The next morning, we took off for Yellowstone. We drove back over Bozeman Pass to Livingston and took a short detour to look at another potential tiny house parking spot. The spot was about 5 minutes south of Livingston, so about 30 minutes from Bozeman. It was in a beautiful location with 360 degree views of the surrounding mountains and hills, but didn’t have any utilities. We decided it wasn’t really an option, mainly because driving over Bozeman Pass every day for work would suck, especially in the winter. With that crossed off the list, we were back on our way.
We drove back to Red Lodge so we would take the Beartooth Parkway up over the mountains to the Northeast entrance to Yellowstone. The pass had already been closed this fall due to snow, but had been opened again due to the recent stretch of good weather. The pass took us up over 10,000 feet before descending down into the valley on the other side. We entered Yellowstone, and within the first few miles came across a large herd of buffalo that were hanging out right along the road. We then went south to Canyon Village, and saw the Grand Canyon of the Yellowstone, and then continued to Old Faithful. We only had to wait about 20 minutes for Old Faithful to do its thing, and then went and wandered around the historic Old Faithful Inn. To say the building is impressive is an understatement, and I would have loved to have stayed there, but $600 a night was a bit outside our budget, so it was another night of camping in the car.

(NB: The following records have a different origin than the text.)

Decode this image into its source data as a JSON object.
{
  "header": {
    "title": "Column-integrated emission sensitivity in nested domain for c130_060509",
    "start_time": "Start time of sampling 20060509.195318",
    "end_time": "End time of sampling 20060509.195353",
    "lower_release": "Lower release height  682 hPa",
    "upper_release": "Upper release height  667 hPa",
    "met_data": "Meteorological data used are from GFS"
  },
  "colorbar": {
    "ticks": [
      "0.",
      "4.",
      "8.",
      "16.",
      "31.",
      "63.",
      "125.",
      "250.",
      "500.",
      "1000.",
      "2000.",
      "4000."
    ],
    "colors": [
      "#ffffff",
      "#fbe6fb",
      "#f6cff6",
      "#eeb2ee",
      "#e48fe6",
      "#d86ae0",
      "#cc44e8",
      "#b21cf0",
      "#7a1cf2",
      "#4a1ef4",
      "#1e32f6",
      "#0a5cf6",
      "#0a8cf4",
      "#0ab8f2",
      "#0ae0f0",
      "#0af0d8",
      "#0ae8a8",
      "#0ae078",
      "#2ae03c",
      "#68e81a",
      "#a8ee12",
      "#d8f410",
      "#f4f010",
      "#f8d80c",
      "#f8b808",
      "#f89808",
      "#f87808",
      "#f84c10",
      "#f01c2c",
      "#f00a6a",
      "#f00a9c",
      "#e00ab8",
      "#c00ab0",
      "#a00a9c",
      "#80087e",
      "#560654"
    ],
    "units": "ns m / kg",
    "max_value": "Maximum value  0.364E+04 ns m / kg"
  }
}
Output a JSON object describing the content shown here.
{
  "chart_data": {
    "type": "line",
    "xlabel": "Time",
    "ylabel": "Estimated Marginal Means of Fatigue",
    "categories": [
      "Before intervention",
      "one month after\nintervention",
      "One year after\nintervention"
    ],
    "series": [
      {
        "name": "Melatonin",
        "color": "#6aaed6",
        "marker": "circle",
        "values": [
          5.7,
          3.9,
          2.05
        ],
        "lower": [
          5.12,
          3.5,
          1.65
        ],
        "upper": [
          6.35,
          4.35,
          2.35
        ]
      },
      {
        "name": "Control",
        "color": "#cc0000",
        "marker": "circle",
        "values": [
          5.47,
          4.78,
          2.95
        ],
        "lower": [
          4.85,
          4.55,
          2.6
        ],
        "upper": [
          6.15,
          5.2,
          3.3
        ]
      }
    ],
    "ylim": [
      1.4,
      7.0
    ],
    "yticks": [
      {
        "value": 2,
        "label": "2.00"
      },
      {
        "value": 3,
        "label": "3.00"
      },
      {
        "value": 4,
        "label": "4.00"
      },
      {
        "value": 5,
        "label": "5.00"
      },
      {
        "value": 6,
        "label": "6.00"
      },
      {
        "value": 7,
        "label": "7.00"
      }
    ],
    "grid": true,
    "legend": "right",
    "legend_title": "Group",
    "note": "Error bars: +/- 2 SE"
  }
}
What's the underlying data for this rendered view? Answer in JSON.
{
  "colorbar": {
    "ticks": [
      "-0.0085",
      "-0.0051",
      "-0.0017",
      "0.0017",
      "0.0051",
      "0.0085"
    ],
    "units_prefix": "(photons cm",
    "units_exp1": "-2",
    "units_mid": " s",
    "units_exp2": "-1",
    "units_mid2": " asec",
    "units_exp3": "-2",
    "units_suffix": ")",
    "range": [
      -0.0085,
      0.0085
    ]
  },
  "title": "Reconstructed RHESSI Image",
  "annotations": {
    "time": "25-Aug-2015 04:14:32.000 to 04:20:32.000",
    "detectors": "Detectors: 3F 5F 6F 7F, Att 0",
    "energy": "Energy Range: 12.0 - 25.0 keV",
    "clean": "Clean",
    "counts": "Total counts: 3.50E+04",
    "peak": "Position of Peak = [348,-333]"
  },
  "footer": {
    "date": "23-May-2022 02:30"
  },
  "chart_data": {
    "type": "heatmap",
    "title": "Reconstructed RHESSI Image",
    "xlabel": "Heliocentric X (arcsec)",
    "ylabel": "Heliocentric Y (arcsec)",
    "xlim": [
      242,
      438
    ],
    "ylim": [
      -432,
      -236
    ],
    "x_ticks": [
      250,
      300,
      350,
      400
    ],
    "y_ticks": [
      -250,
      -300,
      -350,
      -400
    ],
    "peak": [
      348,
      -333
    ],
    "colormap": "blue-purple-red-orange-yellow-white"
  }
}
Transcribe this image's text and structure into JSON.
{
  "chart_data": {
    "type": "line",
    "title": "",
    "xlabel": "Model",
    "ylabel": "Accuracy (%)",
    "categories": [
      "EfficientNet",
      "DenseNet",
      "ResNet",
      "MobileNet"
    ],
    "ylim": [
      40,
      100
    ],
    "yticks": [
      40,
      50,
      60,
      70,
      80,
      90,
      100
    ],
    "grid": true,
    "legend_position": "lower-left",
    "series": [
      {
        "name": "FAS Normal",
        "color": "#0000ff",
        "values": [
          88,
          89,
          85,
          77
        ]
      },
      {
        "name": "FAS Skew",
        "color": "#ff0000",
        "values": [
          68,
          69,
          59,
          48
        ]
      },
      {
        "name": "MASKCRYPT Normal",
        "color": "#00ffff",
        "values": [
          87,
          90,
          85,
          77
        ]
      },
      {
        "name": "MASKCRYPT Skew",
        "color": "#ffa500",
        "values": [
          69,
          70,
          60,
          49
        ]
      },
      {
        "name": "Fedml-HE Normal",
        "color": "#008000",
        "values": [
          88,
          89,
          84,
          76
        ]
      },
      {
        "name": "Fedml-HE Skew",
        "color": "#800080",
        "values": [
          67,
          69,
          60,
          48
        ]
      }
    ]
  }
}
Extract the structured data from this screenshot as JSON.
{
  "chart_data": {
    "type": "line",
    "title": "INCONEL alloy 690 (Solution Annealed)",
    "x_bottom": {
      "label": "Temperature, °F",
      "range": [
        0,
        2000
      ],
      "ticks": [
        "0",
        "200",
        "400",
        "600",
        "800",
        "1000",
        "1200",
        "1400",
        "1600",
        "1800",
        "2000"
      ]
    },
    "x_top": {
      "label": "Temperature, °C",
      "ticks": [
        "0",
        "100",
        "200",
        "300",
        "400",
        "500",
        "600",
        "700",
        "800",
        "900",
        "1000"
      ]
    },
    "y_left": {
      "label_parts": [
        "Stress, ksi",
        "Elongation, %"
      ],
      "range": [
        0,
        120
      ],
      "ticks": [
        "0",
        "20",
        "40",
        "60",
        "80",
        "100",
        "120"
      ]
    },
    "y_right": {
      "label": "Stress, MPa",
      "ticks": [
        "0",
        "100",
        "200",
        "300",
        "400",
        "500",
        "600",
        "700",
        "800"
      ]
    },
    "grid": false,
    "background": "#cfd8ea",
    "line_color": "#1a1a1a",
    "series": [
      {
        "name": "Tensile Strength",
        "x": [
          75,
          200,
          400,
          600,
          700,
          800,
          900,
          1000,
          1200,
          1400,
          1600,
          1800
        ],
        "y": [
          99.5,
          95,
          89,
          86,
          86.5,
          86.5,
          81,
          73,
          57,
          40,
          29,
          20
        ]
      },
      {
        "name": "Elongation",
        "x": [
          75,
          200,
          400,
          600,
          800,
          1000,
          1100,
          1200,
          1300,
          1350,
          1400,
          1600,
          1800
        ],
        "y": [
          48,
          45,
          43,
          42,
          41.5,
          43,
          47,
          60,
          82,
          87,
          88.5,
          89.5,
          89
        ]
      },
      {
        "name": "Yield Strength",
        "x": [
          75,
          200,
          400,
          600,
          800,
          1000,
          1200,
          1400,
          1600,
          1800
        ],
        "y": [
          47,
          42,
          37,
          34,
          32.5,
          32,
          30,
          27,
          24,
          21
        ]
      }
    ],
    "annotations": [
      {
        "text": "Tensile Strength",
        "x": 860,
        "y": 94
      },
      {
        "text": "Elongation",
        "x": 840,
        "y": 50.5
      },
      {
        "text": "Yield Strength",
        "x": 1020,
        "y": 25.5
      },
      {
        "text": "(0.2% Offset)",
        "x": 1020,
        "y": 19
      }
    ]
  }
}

Trying to camp in Yellowstone without reservations is almost impossible. 1400 or so of the sites in the park are advance reservations only and typically fill up months in advance. Another 400 or so sites are first come, first served, and are usually filled well before lunchtime. That leaves the spontaneous traveler with no lodging options in the park. Typically I would just pull off the side of the road at a trailhead and sleep in the back of the car, but NOOOOOO, the park service hates that. I’ve tried that on two separate occasions in Yellowstone, and both times a park ranger has come along and told me that I need to find somewhere else (not in the park) to sleep. Easier said than done, as it takes almost 5 hours to drive through Yellowstone. Grrrrr. National Park Service rant over. We drove south through the Yellowstone, into Grand Teton National Park toward Jackson, WY, and eventually made it to some National Forest Land, where we spent the night in the back of the Subaru.
I woke up just as the sun rose, and starting driving to the famous Mormon barns outside of Jackson to get some sunrise pictures. From there, we did a loop of Grand Teton National Park, walked around Jackson, and then headed home via Teton Pass and Idaho.